A valid SKILL.md configuration is designed to be easily read by humans and parsed by LLMs. It contains precise system instructions, trigger conditions, required parameters, and execution examples. Below is the typical architectural blueprint of a professional agent skill:

  • Metadata & Core Scope: Declares the name of the skill, author details, target models, and a description of the capability.
  • Triggers & Intent Detection: Details semantic triggers that help the agent decide when to invoke this skill.
  • System Prompts: Explicit system-level instructions that direct the agent's behavior, personality, safety guardrails, and formatting preferences.
  • Capabilities & Tools: Lists the files, databases, or APIs the agent must access to complete the tasks.
  • Few-Shot Examples: Demonstrates real inputs and outputs, helping the model generalize behavior through in-context learning.

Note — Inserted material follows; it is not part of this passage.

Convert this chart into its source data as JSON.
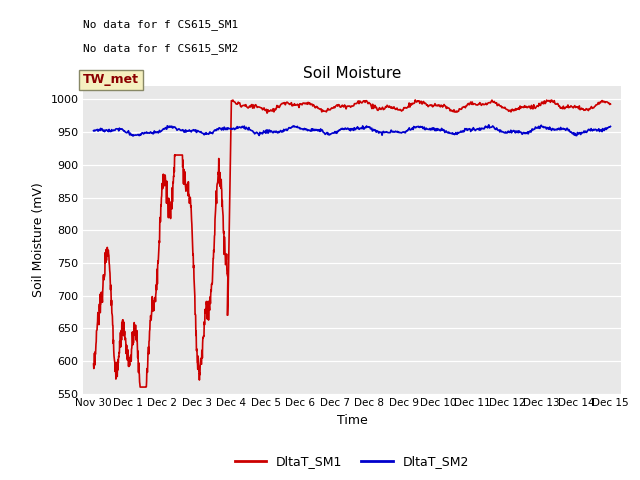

Optimizing Agent Workflows for Modern LLMs

Writing effective agent skills requires deep knowledge of prompt engineering. With the release of advanced reasoning models like Claude 3.5 Sonnet, ChatGPT o1, and DeepSeek-V3, prompt templates must focus on structured thinking. Developers are encouraged to use XML tags (e.g., <thought>, <context>, and <rules>) to isolate execution boundaries. Standardized prompts prevent agents from suffering from context drift, ensuring that long-running tasks remain aligned with the initial system parameters.

Exploring by SOC Occupations and Creator Profiles

What makes SkillMD unique is its taxonomy. Instead of simple text search, we parse and organize files according to the Standard Occupational Classification (SOC) system. This means you can discover skills written for Computer and Mathematical roles, Business and Financial operations, Legal, Design, and and Educational Instruction fields. By tracking creator profiles, developers can study how different teams organize their custom instructions, compare version updates, and fork public configs for specialized enterprise use cases.

SkillMD operates as a high-performance index running on a fast Go backend and a highly responsive Astro SSR frontend. All search queries execute in milliseconds, featuring smart debouncing to prevent multiple API requests while keeping user data secure. Join our community of developers to standardize your AI agent instructions and optimize your LLM prompting workflows today.

8 QUESTIONS

Frequently Asked Questions

A practical guide to agent skills: what they are, how to inspect them, and how SkillMD helps you explore the ecosystem.